Letters to campus
Dear Faculty and Staff:
Greetings from Anderson Hall! I’m keeping my fingers crossed that the snow is almost behind us and am looking forward to one of my favorite times of the year in Kansas – springtime in the Little Apple!
When I arrived at K-State as president nearly five years ago, Manhattan had just been selected as the site for the National Bio and Agro-Defense Facility, or NBAF, following a highly contested national selection process. Little did anyone know when the announcement was made that a team of elected officials and university leadership would spend the next five years securing necessary federal and state funding to make the NBAF laboratory a reality.
In January, the Kansas Board of Regents asked each of the three research universities to present a vision for enhancing economic growth for the State of Kansas. K-State was asked to discuss how we could optimize the economic impact of NBAF locating in Manhattan, and I provided an update on that project as well as introduced the concept of Global Food Systems to help leverage NBAF. The University of Kansas was asked to discuss how it plans to become a comprehensive cancer center, and Wichita State University was asked to discuss its planned technology incubator facility. In this month’s letter, I want to provide the K-State community with my sense of what these next steps might be to enhance the economic impact of a fully operational NBAF laboratory.

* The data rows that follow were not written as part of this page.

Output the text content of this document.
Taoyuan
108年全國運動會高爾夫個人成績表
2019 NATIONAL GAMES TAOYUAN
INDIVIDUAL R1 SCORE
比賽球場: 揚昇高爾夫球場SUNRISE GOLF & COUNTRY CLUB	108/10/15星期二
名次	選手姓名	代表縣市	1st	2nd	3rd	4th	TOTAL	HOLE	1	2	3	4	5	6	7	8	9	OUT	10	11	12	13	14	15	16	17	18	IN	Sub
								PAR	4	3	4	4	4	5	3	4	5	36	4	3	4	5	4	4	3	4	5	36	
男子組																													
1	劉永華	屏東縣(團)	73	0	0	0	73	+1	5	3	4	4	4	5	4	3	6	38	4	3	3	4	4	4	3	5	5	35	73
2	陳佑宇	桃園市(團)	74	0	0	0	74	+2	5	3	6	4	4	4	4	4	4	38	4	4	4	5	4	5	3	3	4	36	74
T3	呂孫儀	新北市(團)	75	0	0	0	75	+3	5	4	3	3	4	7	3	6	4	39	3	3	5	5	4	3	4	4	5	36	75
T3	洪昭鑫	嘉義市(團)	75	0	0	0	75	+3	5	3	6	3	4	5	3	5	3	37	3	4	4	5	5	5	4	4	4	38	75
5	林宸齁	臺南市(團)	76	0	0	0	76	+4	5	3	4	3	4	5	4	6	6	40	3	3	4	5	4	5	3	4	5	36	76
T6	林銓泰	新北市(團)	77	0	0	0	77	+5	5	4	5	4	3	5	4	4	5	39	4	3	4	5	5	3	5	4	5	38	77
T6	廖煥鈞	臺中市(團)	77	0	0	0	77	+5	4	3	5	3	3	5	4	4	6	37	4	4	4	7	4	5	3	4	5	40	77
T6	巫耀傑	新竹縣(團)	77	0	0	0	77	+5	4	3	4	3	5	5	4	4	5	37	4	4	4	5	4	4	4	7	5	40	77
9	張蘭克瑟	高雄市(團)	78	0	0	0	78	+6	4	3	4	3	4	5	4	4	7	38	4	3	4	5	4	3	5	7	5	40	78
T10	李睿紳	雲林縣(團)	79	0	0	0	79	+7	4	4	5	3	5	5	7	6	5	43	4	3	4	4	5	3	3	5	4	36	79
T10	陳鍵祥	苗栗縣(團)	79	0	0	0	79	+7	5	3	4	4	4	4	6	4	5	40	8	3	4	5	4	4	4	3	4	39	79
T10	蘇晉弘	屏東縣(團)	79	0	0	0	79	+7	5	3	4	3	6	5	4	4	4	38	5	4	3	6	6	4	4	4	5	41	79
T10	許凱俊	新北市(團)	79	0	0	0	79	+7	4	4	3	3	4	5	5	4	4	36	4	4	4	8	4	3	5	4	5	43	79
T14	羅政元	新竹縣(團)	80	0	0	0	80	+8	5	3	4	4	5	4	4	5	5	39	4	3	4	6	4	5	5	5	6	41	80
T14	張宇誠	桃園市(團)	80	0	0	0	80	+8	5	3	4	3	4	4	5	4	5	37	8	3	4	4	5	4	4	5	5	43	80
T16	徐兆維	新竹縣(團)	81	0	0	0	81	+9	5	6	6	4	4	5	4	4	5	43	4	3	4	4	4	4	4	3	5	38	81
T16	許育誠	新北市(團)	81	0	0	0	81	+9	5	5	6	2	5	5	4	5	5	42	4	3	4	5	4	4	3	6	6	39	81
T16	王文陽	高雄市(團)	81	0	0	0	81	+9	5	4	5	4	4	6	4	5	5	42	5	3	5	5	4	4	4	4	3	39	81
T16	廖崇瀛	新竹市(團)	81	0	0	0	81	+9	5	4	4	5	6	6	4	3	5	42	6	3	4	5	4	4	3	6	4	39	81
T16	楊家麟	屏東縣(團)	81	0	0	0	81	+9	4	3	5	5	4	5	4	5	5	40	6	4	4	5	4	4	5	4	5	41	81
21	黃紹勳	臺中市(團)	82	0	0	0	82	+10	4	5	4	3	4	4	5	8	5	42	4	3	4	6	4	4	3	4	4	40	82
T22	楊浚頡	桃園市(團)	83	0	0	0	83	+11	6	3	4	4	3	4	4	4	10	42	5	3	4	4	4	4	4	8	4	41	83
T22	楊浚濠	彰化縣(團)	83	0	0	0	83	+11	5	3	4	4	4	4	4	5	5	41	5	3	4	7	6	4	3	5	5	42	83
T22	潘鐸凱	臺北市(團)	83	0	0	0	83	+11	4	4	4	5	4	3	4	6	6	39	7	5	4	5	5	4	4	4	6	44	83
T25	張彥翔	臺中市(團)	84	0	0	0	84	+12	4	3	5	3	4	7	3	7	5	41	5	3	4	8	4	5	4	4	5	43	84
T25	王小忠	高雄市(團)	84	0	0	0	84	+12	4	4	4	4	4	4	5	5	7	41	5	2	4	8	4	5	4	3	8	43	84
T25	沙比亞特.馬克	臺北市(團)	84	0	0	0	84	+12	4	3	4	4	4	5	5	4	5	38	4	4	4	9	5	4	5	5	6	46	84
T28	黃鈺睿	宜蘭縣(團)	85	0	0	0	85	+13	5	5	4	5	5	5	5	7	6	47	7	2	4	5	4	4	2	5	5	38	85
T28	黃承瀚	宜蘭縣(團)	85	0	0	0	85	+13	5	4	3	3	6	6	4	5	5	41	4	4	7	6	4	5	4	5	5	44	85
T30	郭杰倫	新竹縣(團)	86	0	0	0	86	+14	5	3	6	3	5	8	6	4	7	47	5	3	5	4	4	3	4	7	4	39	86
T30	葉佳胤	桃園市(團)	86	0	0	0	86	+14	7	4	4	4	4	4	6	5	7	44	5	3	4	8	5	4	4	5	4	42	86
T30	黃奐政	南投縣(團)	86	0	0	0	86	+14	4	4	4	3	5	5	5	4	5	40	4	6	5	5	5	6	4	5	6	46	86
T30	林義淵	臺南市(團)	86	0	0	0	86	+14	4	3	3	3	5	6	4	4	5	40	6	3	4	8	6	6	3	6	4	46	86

Over the last several years, the cost of NBAF has risen substantially from earlier estimates given in 2009. Currently, the estimated “not-to-exceed” cost for laboratory construction is $1.25 billion and includes federal ($938 million), state ($307 million) and City of Manhattan ($5 million) funds. To date, $950 million has been appropriated at federal, state and local levels, with an expectation that the remaining funds will be included in President Obama’s FY15 budget proposal. The Kansas congressional delegation and Gov. Brownback have worked closely with K-State’s own Sue Peterson and Ron Trewyn to secure these needed funds. Thus, we can now move much of our focus towards how we can enhance the positive impacts of NBAF for the Manhattan region, instead of securing funding for laboratory construction.
If you drive by the NBAF site, you have likely noticed that construction of the Central Utility Plant continues to progress. This facility is expected to be 87,000 gross sq. ft. and will require an additional 18 months to finish. The actual NBAF laboratory will be about 580,000 sq. ft. and is expected to be operational in 2021 or 2022. To get some sense of size, the final NBAF laboratory will be almost seven times larger than the utility plant and take five years to complete. While five years may seem like a long time, it is important we begin to put programs in place that can utilize the unique opportunities afforded Manhattan and the region with the location of NBAF next to K-State.
One of the key steps to help ensure the success of NBAF in Kansas will be to jump-start NBAF infectious disease research in the Biosecurity Research Institute, or BRI. To assist in this transition, the State of Kansas has pledged $35 million (at $5 million per year) in research funds to engage K-State faculty, staff and students in conducting research on up to five NBAF-related diseases including classic swine fever, African swine fever, Rift Valley fever, Japanese encephalitis and bovine pleuropneumonia. Work on the first three has already begun, and K-State personnel have conducted research in the BRI on a number of other biothreats as well. Indeed, the transition of appropriate animal infectious disease research to K-State is well underway, which will assist us in workforce development for the NBAF facility.
So, how do we economically leverage NBAF for K-State, the City of Manhattan and the region? If we consider some of our existing resources on the northern perimeter of the K-State campus, we already have a significant number of great assets in place, including the USDA Center for Grain and Animal Health Research, the Grain Science and Industry north complex, the future home of NBAF, the Biosecurity Research Institute and the new Kansas Department of Agriculture building under construction. When these entities are joined with a creative and dynamic faculty, a highly experienced staff and a diverse student population, we have a tremendous set of tools to help ensure that NBAF is a force multiplier for economic growth.
However, any new initiatives designed to enhance the economic impact of NBAF must also appeal to our entire campus community. While the presence of NBAF adjacent to campus will certainly have a direct impact on faculty, staff and students in agriculture, veterinary medicine and the life sciences overall, we need to ensure that the location of an absolutely unique $1.25 billion federal laboratory enhances all of campus. With this in mind, I would like to propose that we develop a university-wide Global Food Systems initiative mentioned earlier.
A K-State Global Food Systems initiative could examine issues in food production, food processing and storage, food distribution, and food consumption and protection. Virtually every academic discipline at K-State could participate in such an initiative; a university-wide research and scholarship initiative. To find ways to provide food for 9 billion people by 2050 is indeed a grand global challenge, and K-State is uniquely positioned to tackle such a daunting task.
Over the course of the next six months, we will be providing opportunities for the university community to shape this Global Food Systems initiative. K-State 2025, and being recognized as a Top 50 public research university, are preparing us for these types of challenges. I’m ready to get started. How about you?